I really like this book, which is the kiss of death — any 2015 Marvel comic so thoroughly aimed at the heart of a guy who lives in 1978 will find it has a vanishingly small readership. It is a minor miracle that this book exists and I am resolved to enjoy it while it lasts. The book looks up-to-date, but it has an old school ethos, including captions with honest-to-gosh omniscient third-person narration, and a direct call-back to one of my favorite Avengers runs of all time. And there is even some Bronze Age-style social commentary here, as the Vision and his artificial wife and children move into the suburbs of Washington D.C., and try to fit in, conjuring the dread of “the other” in their WASPy neighbors who try to welcome them and credit themselves for being so liberal as to embrace the synthezoids next door. This Vision has a wife, and children, created in his own image. They are just sufficiently defective that they are destined to spin out of control, a sense of doom that writer Tom King marvelously teases out, leaving the reader to survey the distress signals against a banal backdrop of the Vision having minor disagreements with his wife, and the kids attending their first day of school. Gabriel Hernandez Walta perches on the edge of the uncanny valley with Visions that are just … barely … able to pass for normal.
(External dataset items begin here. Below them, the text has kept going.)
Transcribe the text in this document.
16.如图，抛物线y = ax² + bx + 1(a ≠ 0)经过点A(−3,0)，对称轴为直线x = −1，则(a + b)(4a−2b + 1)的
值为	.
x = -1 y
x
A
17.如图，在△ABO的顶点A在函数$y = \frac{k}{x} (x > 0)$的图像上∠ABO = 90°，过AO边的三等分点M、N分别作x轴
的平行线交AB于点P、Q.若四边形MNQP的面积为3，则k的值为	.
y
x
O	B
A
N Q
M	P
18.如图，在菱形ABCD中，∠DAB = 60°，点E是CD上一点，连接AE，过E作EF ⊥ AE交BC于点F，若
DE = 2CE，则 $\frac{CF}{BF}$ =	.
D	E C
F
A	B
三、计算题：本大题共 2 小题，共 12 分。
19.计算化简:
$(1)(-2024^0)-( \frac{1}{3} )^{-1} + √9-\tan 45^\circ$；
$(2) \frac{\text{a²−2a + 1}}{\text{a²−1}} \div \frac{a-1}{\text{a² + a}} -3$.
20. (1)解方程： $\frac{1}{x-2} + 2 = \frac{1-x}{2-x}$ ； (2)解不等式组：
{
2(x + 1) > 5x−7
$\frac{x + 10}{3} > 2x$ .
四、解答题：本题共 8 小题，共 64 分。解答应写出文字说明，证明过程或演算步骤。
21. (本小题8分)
But there is nothing normal about this book, which has one of the most singular voices of this Marvel re-launch, embracing the opportunity to genuinely test the limits of “All-New and All-Different.” It’s probably doomed.
Approachability For New Readers
It helps to have an affection for the Vision, and to know his past … without those things I think this is just a Twilight Zone story for new readers.
Absolutely! I only hope this series can reach a conclusion before sales-related cancellation breaks it up for parts.